Assume no other process is interacting with the index in any way.

Solution

Using multiple ES docs, I was able to find a solution to the above problem. Answer below is based on my understanding. Please comment if you find something can be improved / corrected.

Here is the request lifecycle:

The golang es client combines multiple requests into one, and sends to server in form of a single bulk request. A single bulk request can contain documents destined for multiple indices and shards.
When a bulk request arrives at a node (also called coordinating node) in the cluster, it is, in its entirety, put on the bulk queue, and processed by the threads in the bulk thread pool.
Coordinating node splits the bulk request based on which shards the documents need to be routed to. Each bulk sub-request is forwarded to the data node that holds the corresponding primary shard. The bulk sub-request is enqueued on that node’s bulk queue. If no space is available on the queue, the coordinating node is notified that the bulk sub-request has been rejected.
Once all sub-requests have completed or been rejected, a response is created and returned to the client. It is possible, and even likely, that only a portion of the documents within a bulk request might have been rejected.

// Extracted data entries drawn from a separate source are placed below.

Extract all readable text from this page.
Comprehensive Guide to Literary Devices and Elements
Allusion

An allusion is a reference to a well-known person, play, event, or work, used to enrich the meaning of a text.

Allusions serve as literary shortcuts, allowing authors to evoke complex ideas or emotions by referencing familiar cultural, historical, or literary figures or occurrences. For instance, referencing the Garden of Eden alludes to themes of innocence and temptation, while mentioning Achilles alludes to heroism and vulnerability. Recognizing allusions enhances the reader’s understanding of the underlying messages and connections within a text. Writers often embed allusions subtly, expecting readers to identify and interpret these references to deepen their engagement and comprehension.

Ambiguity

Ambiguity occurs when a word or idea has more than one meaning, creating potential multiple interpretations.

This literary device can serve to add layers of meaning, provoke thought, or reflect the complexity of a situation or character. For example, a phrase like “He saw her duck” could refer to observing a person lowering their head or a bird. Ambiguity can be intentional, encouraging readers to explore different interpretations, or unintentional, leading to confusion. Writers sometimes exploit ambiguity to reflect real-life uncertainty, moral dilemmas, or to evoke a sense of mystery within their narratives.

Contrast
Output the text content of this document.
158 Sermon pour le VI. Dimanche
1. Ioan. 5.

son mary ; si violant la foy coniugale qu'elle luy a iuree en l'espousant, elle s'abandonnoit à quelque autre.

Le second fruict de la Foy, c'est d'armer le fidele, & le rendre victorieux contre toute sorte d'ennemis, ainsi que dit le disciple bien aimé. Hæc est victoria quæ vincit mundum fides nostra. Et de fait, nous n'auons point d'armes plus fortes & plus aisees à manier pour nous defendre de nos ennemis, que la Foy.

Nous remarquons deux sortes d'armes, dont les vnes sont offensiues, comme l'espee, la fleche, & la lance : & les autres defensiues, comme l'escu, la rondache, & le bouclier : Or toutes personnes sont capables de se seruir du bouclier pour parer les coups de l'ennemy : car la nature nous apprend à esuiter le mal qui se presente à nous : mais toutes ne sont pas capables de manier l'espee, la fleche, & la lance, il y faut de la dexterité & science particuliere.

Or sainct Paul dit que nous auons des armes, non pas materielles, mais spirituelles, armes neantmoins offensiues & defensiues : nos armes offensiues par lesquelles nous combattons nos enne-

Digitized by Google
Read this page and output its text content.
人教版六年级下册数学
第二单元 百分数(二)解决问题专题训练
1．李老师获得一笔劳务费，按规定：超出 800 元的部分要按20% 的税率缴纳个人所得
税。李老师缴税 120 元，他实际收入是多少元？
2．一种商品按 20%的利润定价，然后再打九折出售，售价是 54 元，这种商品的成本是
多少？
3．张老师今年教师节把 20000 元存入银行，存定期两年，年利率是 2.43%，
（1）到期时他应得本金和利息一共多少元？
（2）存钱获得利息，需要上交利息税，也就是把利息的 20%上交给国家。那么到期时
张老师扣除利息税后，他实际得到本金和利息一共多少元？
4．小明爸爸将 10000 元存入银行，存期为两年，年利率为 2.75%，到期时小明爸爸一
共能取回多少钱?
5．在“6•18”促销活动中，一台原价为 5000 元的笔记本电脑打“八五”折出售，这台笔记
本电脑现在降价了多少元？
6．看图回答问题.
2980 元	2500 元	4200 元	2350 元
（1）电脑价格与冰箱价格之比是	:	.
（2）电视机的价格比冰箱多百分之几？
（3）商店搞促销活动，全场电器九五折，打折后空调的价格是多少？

My issue was I was sending requests with refresh = false (default). Instead, refresh = wait_for should have been used. Why? There are 3 modes which are provided by refresh:

false: Take no refresh related actions. The changes made by this request will be made visible at some point after the request returns. It's not necessary that the request has been completed by the time response is received. Request may still be in the node's queue.
true: Refresh the relevant primary and replica shards immediately after the operation occurs. Ensures the request has been completed before response is sent back. Request has been removed from the node's queue.
wait_for: Wait for the changes made by the request to be made visible by a refresh before replying. Unlike true, this doesn’t force an immediate refresh, rather, it waits for a refresh to happen. Less expensive than refresh = true (in terms of load on server), but still ensures the request has been completed before response is sent back. Request has been removed from the node's queue.

All data was being redirected to the same node, and because of refresh = false, responses were returned before the existing requests were cleared from the queue, which was then causing overflows.